Parts of the initiative, however, are indicative of a broader international trend in which governments increasingly provide APIs to trusted intermediaries as a way to open public infrastructure and data repositories to private sector development. Framed as Government-as-a-Platform (GaaP), the public sector can act as a catalyzer for AI development through new procurement strategies, in which the public sector is able to incentivize and subsidize the development and innovation of AI systems for the government’s vision of the public good.
In this new approach to AI development, leading companies and platforms, emerge as regulatory stakeholders.
Meanwhile, by helping establish open standards and interoperability between data and AI systems in areas where the government is opening up, policymakers can forestall the risk of single-player market dominance by encouraging broad systemic operability. In China, these tendencies are currently seen, as many of the enterprises behind AIOIPs compete across each other’s designated domains.

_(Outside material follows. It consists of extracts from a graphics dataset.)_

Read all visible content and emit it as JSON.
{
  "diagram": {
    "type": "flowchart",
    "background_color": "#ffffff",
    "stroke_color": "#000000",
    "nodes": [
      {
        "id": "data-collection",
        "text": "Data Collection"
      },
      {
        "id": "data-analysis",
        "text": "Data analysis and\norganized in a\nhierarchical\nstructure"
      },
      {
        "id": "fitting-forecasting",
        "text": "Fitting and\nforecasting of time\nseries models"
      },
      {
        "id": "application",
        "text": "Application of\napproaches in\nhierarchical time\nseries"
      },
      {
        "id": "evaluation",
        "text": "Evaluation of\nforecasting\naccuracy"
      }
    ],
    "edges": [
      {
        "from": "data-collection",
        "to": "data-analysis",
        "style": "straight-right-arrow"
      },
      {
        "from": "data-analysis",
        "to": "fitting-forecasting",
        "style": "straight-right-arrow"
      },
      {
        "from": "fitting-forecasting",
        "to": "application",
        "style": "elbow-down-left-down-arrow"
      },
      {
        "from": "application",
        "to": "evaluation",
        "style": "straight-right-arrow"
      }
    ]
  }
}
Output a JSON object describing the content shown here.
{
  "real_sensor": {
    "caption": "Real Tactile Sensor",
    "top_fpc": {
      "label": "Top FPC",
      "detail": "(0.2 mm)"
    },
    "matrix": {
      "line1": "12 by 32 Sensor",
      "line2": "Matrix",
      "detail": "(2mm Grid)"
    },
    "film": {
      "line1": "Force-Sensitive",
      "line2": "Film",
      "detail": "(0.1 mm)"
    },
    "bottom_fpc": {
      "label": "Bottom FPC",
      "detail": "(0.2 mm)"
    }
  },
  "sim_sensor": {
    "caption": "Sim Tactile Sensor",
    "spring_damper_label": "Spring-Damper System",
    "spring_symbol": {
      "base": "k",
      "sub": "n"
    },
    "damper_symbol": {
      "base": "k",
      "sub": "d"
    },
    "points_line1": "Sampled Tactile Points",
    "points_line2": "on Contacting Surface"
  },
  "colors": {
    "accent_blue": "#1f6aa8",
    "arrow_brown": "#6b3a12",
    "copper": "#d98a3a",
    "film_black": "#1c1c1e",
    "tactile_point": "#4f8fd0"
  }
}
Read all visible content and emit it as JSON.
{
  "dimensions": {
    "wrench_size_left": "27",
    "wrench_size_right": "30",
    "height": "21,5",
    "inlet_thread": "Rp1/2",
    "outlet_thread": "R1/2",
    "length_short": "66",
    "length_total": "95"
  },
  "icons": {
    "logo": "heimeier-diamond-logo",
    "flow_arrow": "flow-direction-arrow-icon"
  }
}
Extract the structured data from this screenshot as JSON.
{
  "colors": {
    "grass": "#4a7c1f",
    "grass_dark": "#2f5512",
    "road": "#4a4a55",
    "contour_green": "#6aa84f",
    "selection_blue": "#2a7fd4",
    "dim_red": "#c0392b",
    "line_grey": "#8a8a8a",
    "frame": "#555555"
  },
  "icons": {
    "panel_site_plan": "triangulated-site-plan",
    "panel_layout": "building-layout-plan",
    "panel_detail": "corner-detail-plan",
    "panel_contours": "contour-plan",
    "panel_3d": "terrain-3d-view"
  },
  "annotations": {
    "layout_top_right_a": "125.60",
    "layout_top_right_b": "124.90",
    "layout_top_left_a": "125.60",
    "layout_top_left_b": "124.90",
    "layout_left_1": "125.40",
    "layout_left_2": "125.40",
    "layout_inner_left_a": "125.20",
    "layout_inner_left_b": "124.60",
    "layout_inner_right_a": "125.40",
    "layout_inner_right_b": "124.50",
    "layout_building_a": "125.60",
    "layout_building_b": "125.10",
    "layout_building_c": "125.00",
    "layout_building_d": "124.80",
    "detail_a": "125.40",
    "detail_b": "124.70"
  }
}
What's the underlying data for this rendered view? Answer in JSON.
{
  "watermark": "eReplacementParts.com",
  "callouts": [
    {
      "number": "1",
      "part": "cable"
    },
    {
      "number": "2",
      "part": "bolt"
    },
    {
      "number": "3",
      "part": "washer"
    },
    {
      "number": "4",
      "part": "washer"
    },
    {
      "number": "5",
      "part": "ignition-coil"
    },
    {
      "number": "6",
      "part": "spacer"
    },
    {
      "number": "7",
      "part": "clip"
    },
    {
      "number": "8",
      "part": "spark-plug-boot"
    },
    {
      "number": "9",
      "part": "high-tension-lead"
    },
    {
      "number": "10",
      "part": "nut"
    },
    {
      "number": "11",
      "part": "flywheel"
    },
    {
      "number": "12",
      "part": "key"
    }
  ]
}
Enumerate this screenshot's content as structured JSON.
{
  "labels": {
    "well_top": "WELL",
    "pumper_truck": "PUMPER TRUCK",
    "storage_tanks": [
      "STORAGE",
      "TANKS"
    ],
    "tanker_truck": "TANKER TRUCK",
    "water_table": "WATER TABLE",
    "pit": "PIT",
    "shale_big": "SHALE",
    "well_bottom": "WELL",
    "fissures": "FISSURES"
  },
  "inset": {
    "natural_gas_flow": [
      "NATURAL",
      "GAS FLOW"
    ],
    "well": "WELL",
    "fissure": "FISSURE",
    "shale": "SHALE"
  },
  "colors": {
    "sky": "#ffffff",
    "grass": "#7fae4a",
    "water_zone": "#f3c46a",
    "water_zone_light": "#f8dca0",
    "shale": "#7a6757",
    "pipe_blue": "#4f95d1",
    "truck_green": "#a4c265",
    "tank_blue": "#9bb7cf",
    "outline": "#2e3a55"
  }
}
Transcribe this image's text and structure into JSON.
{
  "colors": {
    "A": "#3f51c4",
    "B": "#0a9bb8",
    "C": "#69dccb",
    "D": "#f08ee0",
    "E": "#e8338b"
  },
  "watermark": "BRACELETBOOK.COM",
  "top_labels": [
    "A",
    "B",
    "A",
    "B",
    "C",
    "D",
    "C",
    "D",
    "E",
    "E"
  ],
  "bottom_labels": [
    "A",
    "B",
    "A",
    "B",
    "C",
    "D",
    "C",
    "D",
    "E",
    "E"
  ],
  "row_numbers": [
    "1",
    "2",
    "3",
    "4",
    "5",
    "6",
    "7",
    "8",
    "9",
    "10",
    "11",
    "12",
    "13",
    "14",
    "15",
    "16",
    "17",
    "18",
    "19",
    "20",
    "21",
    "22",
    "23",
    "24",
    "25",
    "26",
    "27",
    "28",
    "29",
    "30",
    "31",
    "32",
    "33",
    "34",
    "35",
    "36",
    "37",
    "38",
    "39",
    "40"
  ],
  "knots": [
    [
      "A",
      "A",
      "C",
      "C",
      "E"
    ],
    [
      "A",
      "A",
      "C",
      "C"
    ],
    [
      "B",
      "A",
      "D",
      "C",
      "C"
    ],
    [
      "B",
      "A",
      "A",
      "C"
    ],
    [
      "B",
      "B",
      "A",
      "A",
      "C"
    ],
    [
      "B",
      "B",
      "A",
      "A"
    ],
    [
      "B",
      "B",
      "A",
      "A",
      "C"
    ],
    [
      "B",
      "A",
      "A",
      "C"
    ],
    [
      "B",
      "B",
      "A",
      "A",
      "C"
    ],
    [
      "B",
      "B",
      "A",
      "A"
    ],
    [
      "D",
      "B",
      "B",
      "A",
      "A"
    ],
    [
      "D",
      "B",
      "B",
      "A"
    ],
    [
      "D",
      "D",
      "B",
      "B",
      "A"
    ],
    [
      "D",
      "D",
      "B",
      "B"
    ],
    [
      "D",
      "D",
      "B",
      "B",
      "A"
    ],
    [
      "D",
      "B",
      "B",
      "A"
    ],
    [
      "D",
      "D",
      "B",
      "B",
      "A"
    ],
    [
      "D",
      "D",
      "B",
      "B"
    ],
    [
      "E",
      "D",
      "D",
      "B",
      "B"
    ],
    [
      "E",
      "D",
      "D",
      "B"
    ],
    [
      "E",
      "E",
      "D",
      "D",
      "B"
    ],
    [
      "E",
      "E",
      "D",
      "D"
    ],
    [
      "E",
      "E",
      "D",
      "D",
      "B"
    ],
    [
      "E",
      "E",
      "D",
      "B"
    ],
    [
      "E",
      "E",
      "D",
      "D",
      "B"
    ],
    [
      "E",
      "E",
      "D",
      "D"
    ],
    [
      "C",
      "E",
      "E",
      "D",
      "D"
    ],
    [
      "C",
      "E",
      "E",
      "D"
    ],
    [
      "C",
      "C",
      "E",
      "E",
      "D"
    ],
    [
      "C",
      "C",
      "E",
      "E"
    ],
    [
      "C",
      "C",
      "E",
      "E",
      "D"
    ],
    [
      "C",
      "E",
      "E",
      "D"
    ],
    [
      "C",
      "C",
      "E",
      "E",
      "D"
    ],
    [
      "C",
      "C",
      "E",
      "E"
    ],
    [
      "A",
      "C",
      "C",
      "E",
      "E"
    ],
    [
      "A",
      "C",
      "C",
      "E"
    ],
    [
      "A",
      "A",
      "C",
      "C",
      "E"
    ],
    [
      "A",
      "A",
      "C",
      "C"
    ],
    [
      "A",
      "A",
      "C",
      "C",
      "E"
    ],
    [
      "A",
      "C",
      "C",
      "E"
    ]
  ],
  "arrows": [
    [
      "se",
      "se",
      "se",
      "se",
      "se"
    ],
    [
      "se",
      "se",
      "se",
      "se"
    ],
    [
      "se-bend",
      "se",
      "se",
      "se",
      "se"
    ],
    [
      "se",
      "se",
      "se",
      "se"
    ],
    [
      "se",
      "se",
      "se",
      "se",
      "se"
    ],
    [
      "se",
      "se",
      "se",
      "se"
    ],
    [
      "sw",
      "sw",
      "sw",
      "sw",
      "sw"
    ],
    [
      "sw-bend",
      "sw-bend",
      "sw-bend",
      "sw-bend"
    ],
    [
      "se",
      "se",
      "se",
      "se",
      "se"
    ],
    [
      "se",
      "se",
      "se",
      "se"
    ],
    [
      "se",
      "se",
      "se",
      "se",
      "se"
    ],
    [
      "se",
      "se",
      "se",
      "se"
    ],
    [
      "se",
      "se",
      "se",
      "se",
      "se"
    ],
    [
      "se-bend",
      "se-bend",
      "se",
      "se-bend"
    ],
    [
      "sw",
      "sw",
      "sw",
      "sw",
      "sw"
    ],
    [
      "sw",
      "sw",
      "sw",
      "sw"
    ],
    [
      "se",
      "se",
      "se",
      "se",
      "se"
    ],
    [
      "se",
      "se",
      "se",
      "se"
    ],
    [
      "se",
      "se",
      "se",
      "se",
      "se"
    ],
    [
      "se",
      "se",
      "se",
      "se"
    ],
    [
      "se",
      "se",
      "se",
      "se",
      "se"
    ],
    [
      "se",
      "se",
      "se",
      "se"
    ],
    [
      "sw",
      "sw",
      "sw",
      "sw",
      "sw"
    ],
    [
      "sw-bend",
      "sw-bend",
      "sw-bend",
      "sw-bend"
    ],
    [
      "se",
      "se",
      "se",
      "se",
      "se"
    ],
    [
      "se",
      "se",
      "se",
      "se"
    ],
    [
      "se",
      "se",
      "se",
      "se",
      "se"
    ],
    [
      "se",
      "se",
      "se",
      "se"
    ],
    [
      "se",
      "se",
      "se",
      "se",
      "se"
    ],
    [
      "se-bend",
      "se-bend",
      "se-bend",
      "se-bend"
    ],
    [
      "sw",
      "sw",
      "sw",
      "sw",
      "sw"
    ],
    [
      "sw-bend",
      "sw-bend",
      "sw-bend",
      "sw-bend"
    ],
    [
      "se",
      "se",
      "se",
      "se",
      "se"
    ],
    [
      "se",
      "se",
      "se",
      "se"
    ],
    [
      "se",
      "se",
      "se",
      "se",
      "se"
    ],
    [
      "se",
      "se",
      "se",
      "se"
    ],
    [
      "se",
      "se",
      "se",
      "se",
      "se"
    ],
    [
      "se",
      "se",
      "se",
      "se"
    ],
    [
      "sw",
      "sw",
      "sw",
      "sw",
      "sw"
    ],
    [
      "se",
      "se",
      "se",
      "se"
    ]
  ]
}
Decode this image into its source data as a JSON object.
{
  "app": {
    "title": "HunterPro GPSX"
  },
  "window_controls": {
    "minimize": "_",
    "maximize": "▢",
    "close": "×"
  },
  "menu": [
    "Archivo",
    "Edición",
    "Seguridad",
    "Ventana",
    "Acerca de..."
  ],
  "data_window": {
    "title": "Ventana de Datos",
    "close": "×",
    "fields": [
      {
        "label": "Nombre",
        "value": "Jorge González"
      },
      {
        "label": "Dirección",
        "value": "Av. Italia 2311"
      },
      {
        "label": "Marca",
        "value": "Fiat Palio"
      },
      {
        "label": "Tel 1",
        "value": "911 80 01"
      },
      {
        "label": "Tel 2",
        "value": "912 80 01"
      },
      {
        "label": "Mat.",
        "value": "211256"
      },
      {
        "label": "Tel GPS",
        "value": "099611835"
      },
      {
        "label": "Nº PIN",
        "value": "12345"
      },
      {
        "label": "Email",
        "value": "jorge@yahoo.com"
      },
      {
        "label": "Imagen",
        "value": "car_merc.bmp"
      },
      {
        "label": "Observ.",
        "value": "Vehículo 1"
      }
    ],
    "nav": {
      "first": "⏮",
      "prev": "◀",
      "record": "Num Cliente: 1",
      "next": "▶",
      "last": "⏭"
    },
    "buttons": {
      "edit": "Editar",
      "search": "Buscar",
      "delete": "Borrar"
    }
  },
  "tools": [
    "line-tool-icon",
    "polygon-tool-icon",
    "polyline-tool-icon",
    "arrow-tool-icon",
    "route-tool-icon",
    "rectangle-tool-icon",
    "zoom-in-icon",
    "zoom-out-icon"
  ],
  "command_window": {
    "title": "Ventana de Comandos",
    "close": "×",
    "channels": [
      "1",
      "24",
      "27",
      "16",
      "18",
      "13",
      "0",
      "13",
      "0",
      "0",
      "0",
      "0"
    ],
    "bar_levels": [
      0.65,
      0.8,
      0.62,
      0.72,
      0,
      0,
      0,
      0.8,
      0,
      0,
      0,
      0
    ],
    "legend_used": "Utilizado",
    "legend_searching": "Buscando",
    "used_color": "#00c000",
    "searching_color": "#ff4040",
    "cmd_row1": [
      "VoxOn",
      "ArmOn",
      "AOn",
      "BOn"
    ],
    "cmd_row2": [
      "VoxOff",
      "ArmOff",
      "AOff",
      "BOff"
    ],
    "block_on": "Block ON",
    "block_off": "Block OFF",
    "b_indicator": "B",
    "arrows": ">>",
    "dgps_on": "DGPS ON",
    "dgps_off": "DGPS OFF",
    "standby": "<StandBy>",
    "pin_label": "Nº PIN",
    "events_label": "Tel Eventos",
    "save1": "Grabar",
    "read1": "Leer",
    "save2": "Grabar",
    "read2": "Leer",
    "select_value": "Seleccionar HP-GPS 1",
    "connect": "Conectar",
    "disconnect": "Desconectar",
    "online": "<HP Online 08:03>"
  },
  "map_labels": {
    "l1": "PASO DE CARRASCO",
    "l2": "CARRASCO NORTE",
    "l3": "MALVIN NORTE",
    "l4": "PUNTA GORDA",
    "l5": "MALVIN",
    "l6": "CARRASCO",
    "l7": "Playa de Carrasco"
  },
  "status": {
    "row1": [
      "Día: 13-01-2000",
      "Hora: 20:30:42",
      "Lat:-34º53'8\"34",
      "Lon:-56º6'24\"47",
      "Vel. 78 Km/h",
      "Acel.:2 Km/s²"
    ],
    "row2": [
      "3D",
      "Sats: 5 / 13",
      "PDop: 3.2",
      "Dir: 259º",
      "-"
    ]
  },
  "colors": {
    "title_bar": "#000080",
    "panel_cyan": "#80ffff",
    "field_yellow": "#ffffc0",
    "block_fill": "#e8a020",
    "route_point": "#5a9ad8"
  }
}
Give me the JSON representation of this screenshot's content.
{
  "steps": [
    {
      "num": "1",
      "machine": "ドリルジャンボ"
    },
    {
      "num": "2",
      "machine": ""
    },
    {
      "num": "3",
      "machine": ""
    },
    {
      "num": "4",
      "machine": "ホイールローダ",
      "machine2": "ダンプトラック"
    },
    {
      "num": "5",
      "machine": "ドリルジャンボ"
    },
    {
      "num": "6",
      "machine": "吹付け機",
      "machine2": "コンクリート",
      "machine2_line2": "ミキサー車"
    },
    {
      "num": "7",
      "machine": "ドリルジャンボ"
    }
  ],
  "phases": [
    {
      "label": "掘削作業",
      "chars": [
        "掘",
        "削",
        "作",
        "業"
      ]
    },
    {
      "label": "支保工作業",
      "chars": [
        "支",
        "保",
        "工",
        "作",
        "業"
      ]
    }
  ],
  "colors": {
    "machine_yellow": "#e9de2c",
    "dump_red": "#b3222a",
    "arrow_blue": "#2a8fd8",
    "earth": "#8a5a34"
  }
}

From a business perspective, the establishment of AIOIPs mirrors developments of leading AI platforms elsewhere, and would likely have taken place regardless of central planning. In terms of policy, however, the AIOIP initiative embodies a new approach to the development of AI, which is symptomatic of China’s long-term strategic thinking on the role of AI in the broader economy.
In the United States, the Computing Community Consortium’s 20-Rear Roadmap for Artificial Intelligence, released August 2019, perhaps comes closest to the AIOIP vision. The roadmap calls for sustained support from the U.S. federal government and prescribes that the government should focus on establishing an open AI platform, to open resources such as data and machine learning libraries, and to establish national AI competitions, national AI research centers, and AI curricula for the education system.
While China already is implementing its own approach to AI development, the intricate relationship between private sector enterprises and policymakers is likely to come under increased scrutiny as its economic and technological dispute with the United States continues. For China’s National AI Team, the political drive to establish AIOIPs may prove to have adverse consequences for these companies expansion in advanced markets. Nonetheless, the AIOIP initiative exemplifies an innovative approach to supporting the development of AI in a budding platform economy, while it remains to be seen just how effective the approach will be, in terms of spurring wider ecosystem participation and AI innovation.